SEPULUH KALI LIPAT
Pada awal 80-an saya pernah membuka jasa pembuatan reklame, stempel dan spanduk serta plang perusahaan, kantor atau instansi pemerintah. Lumayan bisa untuk menghidupi seorang isteri dan empat orang anak dan biaya kontrakan rumah sebagai tempat usaha. Dari kerja seni sangat jauh jika dibandingkan bekerja diperusahaan. Saat itu sebelum saya membuka usaha reklame stempel dan sablon, gaji saya diperusahaan  hanya Rp 35.000,- (tiga puluh lima ribu rupiah!!!) sebulan. Akhirnya saya nekat keluar dari perusahaan dan mencoba hidup di kota dengan membuka usaha reklame dan stempel, penghasilannya?........rata-rata 10 ribu rupiah sehari, nyaris sepuluh kali lipat jika dibanding bekerja sebagai karyawan di perusahaan. Â
'KECELAKAAN' MENJADI INSPIRASI SENI
Banyak sekali pengalaman atau suka duka hidup di kota. Berikut ini pengalaman yang menyedihkan akan saya paparkan pada tulisan ini mungkin bisa menjadi pelajaran atau inspirasi para pembaca.

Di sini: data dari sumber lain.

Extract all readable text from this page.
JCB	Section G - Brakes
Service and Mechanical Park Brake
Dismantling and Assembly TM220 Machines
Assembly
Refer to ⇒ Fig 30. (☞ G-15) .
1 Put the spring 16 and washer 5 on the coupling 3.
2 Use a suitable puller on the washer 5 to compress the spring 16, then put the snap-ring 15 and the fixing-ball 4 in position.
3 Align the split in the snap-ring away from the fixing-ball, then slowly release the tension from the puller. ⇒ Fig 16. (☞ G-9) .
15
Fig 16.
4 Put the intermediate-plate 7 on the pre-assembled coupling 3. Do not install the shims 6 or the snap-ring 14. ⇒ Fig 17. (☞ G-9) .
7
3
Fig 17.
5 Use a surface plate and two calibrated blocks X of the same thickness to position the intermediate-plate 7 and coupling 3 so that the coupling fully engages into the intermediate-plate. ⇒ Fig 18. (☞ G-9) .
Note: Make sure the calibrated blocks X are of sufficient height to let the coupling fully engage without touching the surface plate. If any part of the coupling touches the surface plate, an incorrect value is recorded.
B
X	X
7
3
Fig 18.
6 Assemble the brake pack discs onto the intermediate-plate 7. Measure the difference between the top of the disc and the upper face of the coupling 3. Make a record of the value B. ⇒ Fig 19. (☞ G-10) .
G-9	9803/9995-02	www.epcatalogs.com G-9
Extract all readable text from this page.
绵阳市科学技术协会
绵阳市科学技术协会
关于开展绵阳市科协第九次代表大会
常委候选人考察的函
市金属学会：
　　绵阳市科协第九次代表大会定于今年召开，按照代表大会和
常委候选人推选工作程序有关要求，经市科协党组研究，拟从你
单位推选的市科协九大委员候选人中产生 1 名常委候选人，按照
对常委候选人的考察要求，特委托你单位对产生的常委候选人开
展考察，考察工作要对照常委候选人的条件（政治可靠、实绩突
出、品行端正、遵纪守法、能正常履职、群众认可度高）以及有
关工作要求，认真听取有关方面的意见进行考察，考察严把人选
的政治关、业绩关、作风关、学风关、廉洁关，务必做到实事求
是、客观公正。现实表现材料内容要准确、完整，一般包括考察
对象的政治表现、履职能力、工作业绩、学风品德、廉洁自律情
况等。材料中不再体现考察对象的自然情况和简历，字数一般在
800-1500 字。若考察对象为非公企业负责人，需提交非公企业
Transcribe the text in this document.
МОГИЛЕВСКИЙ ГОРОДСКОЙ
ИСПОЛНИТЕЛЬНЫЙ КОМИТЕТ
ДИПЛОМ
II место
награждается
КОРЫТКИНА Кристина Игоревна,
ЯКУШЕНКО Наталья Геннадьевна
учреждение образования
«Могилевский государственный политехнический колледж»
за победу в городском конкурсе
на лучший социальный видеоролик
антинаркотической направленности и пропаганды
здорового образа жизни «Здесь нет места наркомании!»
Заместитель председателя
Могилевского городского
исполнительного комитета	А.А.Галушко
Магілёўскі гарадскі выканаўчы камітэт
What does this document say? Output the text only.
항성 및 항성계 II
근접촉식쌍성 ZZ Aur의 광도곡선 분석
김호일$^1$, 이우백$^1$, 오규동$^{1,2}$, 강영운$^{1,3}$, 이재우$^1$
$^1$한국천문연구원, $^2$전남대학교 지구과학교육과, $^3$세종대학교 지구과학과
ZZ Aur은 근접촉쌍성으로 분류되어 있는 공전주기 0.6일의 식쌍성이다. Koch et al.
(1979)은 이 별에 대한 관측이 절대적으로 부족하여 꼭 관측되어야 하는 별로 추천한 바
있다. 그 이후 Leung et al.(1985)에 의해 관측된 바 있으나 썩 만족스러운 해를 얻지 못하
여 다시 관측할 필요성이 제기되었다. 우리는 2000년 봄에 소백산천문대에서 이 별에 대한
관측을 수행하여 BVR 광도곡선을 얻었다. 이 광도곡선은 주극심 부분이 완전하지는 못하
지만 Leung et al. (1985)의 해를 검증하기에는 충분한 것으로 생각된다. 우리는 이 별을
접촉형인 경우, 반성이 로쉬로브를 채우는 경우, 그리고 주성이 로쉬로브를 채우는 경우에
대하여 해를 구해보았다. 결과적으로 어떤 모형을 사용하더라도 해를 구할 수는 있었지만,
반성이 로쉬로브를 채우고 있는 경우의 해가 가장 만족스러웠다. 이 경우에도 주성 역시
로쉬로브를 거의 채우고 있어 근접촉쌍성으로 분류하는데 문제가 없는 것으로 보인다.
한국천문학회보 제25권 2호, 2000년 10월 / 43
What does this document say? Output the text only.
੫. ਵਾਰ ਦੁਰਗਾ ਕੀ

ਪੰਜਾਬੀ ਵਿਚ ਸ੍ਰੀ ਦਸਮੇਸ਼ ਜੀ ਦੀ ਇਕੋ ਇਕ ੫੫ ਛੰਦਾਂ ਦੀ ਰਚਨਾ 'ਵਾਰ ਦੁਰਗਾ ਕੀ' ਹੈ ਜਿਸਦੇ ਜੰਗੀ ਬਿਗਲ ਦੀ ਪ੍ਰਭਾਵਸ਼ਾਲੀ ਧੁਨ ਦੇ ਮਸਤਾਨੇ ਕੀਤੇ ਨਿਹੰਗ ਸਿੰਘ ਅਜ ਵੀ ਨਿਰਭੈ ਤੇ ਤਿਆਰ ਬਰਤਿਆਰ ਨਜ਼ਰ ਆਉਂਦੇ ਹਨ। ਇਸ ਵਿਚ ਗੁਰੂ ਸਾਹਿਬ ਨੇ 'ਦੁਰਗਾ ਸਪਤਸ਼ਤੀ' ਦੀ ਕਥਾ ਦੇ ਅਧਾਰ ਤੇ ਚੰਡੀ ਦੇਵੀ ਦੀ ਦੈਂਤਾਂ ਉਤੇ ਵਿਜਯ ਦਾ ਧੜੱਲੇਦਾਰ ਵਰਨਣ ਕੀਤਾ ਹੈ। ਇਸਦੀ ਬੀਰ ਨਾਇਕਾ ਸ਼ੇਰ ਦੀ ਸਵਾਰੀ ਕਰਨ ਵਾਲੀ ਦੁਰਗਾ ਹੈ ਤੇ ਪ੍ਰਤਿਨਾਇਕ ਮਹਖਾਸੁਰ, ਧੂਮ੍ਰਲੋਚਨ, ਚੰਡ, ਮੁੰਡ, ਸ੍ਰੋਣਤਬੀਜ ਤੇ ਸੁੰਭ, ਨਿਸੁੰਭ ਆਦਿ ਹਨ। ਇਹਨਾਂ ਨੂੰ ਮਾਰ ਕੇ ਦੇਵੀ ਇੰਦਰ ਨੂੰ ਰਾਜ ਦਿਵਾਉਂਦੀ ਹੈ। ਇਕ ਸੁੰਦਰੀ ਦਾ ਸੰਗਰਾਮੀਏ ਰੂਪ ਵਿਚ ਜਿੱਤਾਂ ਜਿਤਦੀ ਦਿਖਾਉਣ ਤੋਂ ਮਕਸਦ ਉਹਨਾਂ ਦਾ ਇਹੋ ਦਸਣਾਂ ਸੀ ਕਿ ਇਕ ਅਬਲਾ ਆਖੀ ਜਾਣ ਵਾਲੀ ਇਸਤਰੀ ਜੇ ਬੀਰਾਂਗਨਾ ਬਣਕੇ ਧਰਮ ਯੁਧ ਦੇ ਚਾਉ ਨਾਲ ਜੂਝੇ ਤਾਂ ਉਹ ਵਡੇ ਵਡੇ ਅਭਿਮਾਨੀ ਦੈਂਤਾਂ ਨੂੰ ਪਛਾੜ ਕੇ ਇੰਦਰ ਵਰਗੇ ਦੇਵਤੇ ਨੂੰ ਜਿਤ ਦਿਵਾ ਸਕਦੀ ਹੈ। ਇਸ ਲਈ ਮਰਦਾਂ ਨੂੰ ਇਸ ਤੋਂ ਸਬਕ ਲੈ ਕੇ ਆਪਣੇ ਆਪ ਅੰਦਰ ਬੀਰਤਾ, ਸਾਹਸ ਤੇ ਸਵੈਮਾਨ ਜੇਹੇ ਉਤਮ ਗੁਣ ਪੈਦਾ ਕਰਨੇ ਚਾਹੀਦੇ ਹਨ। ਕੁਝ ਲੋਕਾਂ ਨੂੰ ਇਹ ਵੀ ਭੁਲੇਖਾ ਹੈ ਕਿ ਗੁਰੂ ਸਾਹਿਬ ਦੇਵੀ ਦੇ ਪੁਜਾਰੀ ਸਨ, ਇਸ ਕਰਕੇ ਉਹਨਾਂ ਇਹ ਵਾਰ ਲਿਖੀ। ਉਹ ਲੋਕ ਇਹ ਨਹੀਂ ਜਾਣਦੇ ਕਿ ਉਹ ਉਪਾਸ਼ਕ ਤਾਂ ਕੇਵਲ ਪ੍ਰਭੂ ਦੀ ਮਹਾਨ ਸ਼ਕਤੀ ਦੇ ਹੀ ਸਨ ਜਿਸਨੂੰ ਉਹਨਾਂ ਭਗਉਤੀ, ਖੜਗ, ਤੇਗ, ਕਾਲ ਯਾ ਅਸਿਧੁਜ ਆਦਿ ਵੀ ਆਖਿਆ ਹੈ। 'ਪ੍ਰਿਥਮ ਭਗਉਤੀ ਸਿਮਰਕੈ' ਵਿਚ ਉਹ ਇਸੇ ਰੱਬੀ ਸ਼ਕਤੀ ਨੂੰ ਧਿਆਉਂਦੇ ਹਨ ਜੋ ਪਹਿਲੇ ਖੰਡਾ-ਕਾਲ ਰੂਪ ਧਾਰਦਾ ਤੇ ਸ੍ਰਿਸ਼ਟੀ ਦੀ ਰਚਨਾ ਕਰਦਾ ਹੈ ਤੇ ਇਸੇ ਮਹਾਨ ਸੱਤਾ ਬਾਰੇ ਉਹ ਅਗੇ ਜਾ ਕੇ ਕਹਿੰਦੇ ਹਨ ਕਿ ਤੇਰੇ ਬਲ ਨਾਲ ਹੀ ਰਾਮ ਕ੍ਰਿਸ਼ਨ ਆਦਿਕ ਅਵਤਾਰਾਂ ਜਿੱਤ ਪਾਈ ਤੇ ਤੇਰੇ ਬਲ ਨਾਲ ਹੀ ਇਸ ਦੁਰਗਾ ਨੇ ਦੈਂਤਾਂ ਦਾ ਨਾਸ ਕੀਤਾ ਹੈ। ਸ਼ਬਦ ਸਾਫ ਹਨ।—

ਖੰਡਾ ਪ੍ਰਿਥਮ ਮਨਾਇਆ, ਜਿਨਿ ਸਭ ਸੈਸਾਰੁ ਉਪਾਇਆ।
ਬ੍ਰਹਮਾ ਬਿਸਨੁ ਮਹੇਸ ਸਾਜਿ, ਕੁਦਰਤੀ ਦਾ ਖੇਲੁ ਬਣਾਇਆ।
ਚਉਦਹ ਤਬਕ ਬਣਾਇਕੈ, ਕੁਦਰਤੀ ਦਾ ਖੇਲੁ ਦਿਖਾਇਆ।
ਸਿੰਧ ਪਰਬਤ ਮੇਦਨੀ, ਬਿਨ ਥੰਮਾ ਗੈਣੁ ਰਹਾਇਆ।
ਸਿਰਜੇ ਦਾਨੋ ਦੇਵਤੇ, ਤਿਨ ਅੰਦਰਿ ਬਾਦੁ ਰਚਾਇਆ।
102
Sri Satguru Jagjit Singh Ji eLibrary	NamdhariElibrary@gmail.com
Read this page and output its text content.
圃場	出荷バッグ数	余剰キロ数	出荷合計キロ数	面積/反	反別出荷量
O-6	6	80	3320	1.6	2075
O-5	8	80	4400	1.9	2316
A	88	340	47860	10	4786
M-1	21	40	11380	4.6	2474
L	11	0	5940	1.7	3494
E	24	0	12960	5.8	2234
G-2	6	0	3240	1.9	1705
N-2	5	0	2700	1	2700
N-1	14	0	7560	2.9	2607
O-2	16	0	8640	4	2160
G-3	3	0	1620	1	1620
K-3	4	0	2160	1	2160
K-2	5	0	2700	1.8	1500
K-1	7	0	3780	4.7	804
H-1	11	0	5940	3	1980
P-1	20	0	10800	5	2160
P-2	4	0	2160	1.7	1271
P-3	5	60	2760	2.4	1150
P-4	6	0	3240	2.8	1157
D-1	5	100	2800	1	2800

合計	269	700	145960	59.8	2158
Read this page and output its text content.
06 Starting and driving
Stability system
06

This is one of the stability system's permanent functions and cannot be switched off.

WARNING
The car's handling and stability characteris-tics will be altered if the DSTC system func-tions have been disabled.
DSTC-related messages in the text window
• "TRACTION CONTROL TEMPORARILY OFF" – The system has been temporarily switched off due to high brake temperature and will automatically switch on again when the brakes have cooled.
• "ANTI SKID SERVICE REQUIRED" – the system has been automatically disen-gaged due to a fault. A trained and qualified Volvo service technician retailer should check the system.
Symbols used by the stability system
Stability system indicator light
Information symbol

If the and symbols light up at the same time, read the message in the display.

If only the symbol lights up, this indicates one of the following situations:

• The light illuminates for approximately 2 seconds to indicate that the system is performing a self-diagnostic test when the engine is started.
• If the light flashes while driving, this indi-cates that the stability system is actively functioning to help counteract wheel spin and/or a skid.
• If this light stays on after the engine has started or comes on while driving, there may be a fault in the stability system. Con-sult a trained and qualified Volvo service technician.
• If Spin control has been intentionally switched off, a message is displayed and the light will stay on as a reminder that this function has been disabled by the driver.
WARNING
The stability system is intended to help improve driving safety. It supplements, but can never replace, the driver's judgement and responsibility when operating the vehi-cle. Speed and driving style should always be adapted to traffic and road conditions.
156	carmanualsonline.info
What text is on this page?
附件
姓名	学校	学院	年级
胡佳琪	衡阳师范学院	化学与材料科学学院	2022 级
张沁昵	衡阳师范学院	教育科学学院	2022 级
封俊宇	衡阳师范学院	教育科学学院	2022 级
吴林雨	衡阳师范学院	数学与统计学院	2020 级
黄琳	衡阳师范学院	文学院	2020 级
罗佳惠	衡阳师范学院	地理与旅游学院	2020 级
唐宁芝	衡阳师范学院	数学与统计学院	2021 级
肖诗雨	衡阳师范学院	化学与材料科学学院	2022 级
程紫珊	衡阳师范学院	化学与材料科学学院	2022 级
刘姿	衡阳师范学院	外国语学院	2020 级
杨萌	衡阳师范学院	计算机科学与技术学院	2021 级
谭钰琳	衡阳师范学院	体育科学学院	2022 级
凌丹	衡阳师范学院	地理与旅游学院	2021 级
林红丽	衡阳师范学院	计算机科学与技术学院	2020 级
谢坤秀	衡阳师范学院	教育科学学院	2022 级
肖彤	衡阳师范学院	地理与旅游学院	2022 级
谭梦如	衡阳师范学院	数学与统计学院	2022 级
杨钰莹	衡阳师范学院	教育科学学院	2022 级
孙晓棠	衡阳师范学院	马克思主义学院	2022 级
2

Setelah pindah ke kota Sungai Penuh dari Kayu Aro, saya mendapat kontrakan rumah kecil dengan dinding plupuh (batang bambu yang dipecah-pecah namun masih terangkai). Saya belum mendapat pekerjaan, saya coba ikut teman menjadi  buruh bangunan. Terkadang menjadi tukang agkut pasir dan terkadang membantu memasang plafon dari tripleks atau kayu lapis. Dan dari sinilah saya mulai mendapat ide atau inspirasi. Potongan-potongan atau sibiran tripleks kecil-kecil yang tidak terpakai saya bawa pulang.
Tiba di rumah potongan-potongan tripleks tersebut saya coba buat sesuatu, sesuai lebar atau panjangnya tripleks tersebut. Â Ada yang bisa dibuat tempat foto, tempat pensil, tempat abu rokok, tempat sisir dan lain sebagainya.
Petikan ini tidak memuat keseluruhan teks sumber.